Model customization

multiDGD hyperparameters

Hyperparameters for multiDGD are provided in the form of a dictionary. The package has a default set of hyperparameters, which can be overwritten by the user (by providing a dictionary to the model initialization, see below).

import multiDGD

custom_parameters = {
    # custom hyperparameters
}

# initializing the model with default and custom parameters
model = multiDGD.DGD(
    data=data,
    parameter_dictionary=custom_parameters,
)

The following table lists the hyperparameters that can be customized, as well as their default values:

Argument

Type

Default

Description

latent_dimension

int

20

Dimensionality of the latent space.

n_components

int

1

Number of components in the mixture model.

n_hidden

int

2

Number of hidden layers in the shared decoder (\(\theta_{h}\)).

n_hidden_modality

int

3

Number of hidden layers in the modality-specific decoder (\(\theta_{h_m}\)).

n_units

int

100

Number of units in the hidden layers (except the last layer, which is the maximum of \(\{100, \sqrt{|features|}\}\)).

value_init

str

'zero'

Initialization of the weights. Options are 'zero' or an array of values.

softball_scale

float

2

Scale parameter of the Softball prior (see manuscript). It determines the scale of the sphere of the (mollified uniform) prior over component means.

softball_hardness

float

5

Hardness parameter of the Softball prior (see manuscript). It determines how not smooth the transition from probability 1 to 0 is.

sd_sd

float

1

Standard deviation of the Gaussian prior over the negative log covariance. It is pretty irrelevant and can just stay at 1. The mean of this prior is determined by the number of components and the softball scale.

softball_scale_corr

float

2

Same as softball_scale for the covariate models.

softball_hardness_corr

float

5

Same as softball_hardness for the covariate models.

sd_sd_corr

float

1

Same as sd_sd for the covariate models.

dirichlet_a

float

1

Concentration parameter of the Dirichlet prior over the mixture weights.
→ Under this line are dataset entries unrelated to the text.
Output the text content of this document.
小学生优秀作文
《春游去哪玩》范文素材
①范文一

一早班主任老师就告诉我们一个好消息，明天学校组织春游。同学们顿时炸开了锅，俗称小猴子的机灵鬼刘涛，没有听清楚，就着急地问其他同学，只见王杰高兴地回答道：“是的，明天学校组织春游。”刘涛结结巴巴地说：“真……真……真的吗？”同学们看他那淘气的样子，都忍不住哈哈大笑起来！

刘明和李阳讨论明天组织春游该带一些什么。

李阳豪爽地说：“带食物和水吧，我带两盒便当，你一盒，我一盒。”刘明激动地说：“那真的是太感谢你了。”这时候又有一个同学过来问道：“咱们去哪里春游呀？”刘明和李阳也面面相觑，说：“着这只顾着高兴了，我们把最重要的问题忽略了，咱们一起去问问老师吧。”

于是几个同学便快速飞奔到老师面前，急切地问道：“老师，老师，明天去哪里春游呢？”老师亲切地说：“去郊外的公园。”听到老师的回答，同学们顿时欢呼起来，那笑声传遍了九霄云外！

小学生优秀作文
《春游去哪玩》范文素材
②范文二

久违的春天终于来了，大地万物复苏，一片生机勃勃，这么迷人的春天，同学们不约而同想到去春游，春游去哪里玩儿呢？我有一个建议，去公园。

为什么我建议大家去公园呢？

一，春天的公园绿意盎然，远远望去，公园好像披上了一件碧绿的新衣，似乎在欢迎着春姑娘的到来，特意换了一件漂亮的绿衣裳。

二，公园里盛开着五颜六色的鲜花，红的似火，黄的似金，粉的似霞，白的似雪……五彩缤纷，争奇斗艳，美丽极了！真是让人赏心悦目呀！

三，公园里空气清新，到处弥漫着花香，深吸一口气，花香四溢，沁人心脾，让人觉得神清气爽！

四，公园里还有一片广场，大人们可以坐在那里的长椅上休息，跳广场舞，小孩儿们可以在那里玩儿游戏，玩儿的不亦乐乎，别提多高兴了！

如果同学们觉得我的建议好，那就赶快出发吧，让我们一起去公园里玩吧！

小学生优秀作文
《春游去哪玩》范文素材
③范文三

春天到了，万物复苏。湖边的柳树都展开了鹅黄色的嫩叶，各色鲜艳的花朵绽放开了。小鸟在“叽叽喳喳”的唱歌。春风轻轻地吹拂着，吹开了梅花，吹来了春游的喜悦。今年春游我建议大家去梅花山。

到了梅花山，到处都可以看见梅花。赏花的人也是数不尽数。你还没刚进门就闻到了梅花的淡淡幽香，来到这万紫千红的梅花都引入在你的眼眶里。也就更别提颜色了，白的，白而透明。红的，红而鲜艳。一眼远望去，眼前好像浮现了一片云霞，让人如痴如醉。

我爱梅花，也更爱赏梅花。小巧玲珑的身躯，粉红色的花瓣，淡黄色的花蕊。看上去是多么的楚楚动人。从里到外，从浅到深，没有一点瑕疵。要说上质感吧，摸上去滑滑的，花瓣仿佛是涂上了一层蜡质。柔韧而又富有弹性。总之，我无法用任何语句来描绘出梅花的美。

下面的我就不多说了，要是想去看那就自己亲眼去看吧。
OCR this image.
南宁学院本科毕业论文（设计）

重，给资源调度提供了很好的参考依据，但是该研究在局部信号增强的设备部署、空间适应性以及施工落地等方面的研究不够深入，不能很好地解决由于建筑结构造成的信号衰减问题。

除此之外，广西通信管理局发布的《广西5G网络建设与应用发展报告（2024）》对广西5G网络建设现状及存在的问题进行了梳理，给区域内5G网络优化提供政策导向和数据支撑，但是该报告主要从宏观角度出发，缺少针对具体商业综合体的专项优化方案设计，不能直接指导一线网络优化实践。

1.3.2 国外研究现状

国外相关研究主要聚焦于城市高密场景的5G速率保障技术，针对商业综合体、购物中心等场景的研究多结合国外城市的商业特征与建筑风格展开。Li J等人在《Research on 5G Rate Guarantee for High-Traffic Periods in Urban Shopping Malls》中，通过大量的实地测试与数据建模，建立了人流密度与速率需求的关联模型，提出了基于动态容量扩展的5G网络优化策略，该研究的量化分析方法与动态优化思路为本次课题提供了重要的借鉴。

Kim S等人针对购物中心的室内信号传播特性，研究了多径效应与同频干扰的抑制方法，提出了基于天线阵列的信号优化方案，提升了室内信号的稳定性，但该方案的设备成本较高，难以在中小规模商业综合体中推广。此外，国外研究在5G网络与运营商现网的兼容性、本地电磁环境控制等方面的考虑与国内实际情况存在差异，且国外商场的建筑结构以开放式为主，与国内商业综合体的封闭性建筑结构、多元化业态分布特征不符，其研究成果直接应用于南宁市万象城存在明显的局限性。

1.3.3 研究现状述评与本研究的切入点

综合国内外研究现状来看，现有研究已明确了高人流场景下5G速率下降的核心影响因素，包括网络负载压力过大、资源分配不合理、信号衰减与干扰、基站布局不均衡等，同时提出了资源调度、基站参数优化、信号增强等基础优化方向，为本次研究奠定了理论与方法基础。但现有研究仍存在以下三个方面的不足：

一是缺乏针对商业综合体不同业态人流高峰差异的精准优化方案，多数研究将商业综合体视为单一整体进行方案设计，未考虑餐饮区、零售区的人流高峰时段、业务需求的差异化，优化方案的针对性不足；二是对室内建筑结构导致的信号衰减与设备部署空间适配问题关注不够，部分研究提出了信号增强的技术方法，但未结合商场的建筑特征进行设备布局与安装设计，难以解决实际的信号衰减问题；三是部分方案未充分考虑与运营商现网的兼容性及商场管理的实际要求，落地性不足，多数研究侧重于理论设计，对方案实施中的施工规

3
Higher values means stronger enforcement of equal probabilities.

batch_size

int

128

Batch size for training.

learning_rates

list

[1e-4, 1e-2, 1e-2]

Learning rates for the three sets of parameters: decoder, representation, GMM.

betas

list

[0.5,0.7]

Betas for the Adam optimizer.

weight_decay

float

1e-4

Weight decay for the Adam optimizer.

decoder_width

int

1

Multiplies all hidden units by its factor (to bypass the last layer width rule).

log_wandb

list

['username', 'projectname']

List of strings to log to wandb.